早年间,区大爷爹妈死得早,留给他一个刚会走路的弟弟,和一间破屋。
为了养活自己和弟弟,区大爷没念大学,四处走穴,跟一帮披头散发的小伙子组乐队,唱重金属。
弟弟出息,考上大学,后来还当了公务员,升了官。
区大爷一辈子为艺术献身,没房没车没老伴。弟弟本想给他安排个临时工干干,老了能领份退休金。
区大爷打死也不去,说一坐办公室的椅子就犯痔疮。
弟弟高档小区的家给区大爷留了间卧室,但区大爷不想去添麻烦,一直住在年轻时候买下的平房里,说是接地气。
区大爷在老年大学教退休老人唱歌,工资差不多够养活自己。
闲的时候,区大爷领几个跟自己学唱歌的老头去爹妈的旧房子里排练摇滚,日子还算过得去。
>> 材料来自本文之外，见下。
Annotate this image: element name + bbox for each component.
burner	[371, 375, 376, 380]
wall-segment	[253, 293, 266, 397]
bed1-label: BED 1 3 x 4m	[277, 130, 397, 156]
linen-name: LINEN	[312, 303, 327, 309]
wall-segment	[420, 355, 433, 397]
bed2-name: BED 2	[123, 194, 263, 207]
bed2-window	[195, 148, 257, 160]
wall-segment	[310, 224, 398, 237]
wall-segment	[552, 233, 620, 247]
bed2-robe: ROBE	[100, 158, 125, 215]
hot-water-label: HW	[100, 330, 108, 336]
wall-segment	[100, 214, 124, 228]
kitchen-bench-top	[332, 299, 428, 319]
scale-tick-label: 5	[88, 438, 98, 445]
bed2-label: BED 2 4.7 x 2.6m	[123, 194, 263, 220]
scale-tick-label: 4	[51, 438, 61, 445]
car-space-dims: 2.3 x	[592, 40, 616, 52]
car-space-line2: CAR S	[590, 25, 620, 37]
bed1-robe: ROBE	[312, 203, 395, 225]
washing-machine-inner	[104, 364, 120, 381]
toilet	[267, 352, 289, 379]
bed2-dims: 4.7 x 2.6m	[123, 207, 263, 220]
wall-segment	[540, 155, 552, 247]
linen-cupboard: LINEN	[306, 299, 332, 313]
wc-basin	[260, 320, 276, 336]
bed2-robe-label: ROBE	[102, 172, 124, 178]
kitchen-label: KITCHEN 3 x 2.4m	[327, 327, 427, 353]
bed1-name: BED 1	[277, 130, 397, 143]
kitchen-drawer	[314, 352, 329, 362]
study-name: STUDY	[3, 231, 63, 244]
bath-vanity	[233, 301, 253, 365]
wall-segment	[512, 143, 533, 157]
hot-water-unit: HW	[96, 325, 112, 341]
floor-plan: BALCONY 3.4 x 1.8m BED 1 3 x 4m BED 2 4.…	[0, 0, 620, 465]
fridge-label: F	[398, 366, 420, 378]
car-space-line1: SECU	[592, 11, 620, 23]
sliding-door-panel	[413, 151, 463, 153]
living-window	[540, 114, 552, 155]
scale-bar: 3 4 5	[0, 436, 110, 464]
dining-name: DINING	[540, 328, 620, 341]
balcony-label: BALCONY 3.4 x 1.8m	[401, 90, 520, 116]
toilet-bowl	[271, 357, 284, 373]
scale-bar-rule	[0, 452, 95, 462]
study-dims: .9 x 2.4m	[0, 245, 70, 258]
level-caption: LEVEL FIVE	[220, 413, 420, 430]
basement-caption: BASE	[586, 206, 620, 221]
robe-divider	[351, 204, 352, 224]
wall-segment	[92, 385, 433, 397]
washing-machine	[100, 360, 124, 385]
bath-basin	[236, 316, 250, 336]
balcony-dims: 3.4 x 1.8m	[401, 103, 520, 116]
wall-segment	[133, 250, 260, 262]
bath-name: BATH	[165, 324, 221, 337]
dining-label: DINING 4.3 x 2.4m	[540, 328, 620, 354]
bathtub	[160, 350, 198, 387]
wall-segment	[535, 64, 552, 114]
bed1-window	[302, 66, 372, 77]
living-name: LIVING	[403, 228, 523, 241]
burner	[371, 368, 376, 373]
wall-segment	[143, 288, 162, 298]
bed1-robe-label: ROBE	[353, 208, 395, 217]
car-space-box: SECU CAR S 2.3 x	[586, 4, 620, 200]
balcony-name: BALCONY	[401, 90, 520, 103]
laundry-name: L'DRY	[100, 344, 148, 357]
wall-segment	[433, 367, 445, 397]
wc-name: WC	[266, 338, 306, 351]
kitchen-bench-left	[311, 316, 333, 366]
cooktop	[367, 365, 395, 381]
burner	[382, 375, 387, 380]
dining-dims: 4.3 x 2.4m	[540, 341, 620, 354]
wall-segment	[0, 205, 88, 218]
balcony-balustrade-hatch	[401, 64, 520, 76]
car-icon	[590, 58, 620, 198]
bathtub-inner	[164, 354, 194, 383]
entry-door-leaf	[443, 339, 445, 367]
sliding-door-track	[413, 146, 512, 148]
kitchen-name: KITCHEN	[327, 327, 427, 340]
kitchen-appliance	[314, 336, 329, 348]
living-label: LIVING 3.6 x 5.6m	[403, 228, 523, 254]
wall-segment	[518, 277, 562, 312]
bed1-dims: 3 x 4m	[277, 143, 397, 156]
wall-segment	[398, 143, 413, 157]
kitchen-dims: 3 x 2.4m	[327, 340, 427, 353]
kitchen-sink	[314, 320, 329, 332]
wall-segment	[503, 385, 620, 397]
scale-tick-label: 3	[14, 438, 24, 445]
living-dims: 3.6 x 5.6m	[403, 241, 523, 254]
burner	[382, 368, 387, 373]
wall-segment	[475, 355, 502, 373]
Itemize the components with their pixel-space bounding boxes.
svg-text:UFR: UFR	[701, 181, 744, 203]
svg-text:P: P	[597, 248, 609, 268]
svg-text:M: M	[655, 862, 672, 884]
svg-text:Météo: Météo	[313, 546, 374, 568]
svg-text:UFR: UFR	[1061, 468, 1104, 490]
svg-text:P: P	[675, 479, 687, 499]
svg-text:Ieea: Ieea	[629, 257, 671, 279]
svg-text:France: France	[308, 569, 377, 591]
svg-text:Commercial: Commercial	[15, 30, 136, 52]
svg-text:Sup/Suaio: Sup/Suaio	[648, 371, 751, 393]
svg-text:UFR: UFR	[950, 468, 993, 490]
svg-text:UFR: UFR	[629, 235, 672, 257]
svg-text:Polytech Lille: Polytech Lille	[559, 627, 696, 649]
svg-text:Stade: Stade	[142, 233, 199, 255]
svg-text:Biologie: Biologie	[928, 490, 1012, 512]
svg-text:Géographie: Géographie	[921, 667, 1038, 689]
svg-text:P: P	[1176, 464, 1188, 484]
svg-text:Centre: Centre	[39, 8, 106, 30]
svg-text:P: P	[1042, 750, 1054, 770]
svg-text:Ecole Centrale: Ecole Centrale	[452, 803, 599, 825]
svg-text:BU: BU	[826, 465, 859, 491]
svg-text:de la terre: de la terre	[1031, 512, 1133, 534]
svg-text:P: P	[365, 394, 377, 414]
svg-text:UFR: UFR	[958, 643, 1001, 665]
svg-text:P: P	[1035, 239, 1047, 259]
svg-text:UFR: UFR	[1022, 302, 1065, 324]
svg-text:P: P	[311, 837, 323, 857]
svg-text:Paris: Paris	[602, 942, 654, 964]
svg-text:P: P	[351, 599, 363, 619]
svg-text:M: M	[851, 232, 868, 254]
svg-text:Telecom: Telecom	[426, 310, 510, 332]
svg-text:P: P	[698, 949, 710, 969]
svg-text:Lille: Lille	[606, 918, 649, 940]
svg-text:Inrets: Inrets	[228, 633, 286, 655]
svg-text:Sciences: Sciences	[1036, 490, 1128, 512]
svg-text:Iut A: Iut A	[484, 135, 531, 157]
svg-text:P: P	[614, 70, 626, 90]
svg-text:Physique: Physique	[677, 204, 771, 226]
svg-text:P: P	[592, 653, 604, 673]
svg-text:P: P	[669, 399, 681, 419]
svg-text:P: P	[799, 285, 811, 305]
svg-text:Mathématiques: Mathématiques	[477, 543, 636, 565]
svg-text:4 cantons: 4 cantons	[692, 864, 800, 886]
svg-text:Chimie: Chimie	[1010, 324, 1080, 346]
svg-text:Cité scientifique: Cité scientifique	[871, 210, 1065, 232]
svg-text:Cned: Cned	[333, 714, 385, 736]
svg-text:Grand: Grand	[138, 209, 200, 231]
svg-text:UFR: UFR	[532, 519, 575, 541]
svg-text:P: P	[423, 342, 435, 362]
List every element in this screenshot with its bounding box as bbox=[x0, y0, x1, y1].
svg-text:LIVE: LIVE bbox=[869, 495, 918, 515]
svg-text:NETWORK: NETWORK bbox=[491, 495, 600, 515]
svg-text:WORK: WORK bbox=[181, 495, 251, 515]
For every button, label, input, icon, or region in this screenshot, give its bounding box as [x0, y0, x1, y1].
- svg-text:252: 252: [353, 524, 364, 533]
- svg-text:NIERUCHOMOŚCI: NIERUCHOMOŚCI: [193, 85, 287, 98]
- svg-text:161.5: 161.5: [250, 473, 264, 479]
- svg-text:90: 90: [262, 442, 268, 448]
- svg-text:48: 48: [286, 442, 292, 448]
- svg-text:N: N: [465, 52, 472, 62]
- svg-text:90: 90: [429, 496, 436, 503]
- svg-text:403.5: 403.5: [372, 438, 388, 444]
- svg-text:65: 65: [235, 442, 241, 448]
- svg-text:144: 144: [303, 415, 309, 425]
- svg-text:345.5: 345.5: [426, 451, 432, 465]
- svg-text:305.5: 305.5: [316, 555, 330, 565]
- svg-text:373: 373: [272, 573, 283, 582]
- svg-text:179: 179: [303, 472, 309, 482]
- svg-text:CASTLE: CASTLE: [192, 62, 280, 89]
兄友弟恭,互不打扰的状态一直到前阵子,老城区改造,旧房拆迁,区大爷爹妈那套破房子要被拆了,负责这事的就是区大爷的弟弟。
结果,区大爷不同意拆迁,当起了钉子户。
油盐不进的钉子户是领导的亲大哥,底下的人也为难,皮球踢到了区大爷弟弟那里,他只好一日三次地来给区大爷做思想工作。
不过,每次都是无功而返,被痛骂赶走。
老董吸一根烟的工夫,就听到区大爷的破锣嗓响起。
「滚你妈的,你算老几,那房子是爹妈留给我的,跟你有个屁关系?」
「还让我讲道理,你他妈当年泡大嫂的时候,怎么没讲个道理给我听听啊?」
「养活你这么个白眼狼真是闹心,早知道老子当年把你扔尿桶里溺死拉倒还省心了,王八羔子——」
区大爷弟弟面红耳赤,钻进宝马车里,区大爷追着车屁股骂个不停,巨大的信息量震晕了围观众人。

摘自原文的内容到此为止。